IV. Ne ſeront prépoſés aucuns Commandeurs à la direction des Negres, qui ne faſſent profeſſion de la Religion Catholique, Apoſtolique & Romaine ; à peine de confiſcation deſdits Négres, contre les Maîtres qui les auront prépoſés, & de punition arbitraire contre les Commandeurs qui auront accepté ladite direction.

V. Enjoignons à tous nos Sujets, de quelque qualité & condition qu’ils ſoient, d’observer régulièrement les jours de Dimanches & de Fêtes : leur défendons de travailler, ni de faire travailler leurs Eſclaves auſdits jours, depuis l’heure de minuit juſqu’à l’autre minuit, à la culture de la terre & à tous autres ouvrages, à peine d’amende & de punition arbitraire contre les Maîtres, & de confiſcation des Eſclaves qui ſeront ſurpris par nos Officiers dans leur travail ; pourront néanmoins envoyer leurs Eſclaves aux Marchés.

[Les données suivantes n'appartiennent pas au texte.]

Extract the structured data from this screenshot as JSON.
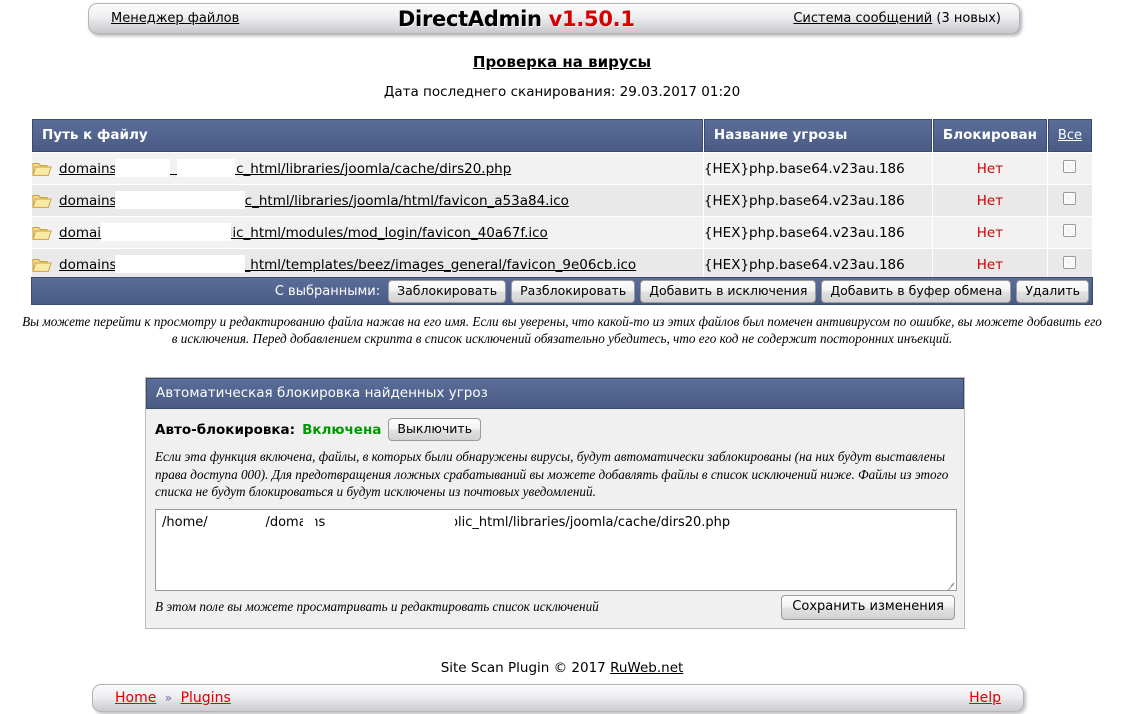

VI. Défendons à nos Sujets blancs de l’un & l’autre ſexe, de contracter mariage avec les Noirs, à peine de punition & d’amende arbitraire ; & à tous Curés, Prêtres, ou Miſſionnaires ſéculiers, ou réguliers, & même aux Aumôniers des Vaiſſeaux, de les marier. Défendons auſſi à noſdits Sujets Blancs, même aux Noirs affranchis, ou nés libres, de vivre en concubinage avec des Eſclaves. Voulons que ceux qui auront eu un, ou pluſieurs enfans d’une pareille conjonction, ensemble les Maîtres qui les auront ſoufferts, ſoient condamnés chacun en une amende de trois cens livres ; & s’ils ſont les Maîtres, de l’Eſclave de laquelle ils auront eu leſdits enfans, voulons qu’outre l’amende, ils ſoient privés tant de l’eſclave que des Enfans, & qu’ils ſoient adjugés à l’Hôpital des lieux, ſans jamais être affranchis. N’entendons toutefois le préſent Article avoir lieu, lorſque l’homme Noir, affranchi, ou libre, qui n’étoit point marié durant ſon concubinage avec ſon Eſclave, épouſera dans les formes preſcrites par l’Égliſe ladite Eſclave, qui ſera affranchie par ce moyen, & les enfans rendus libres & légitimes.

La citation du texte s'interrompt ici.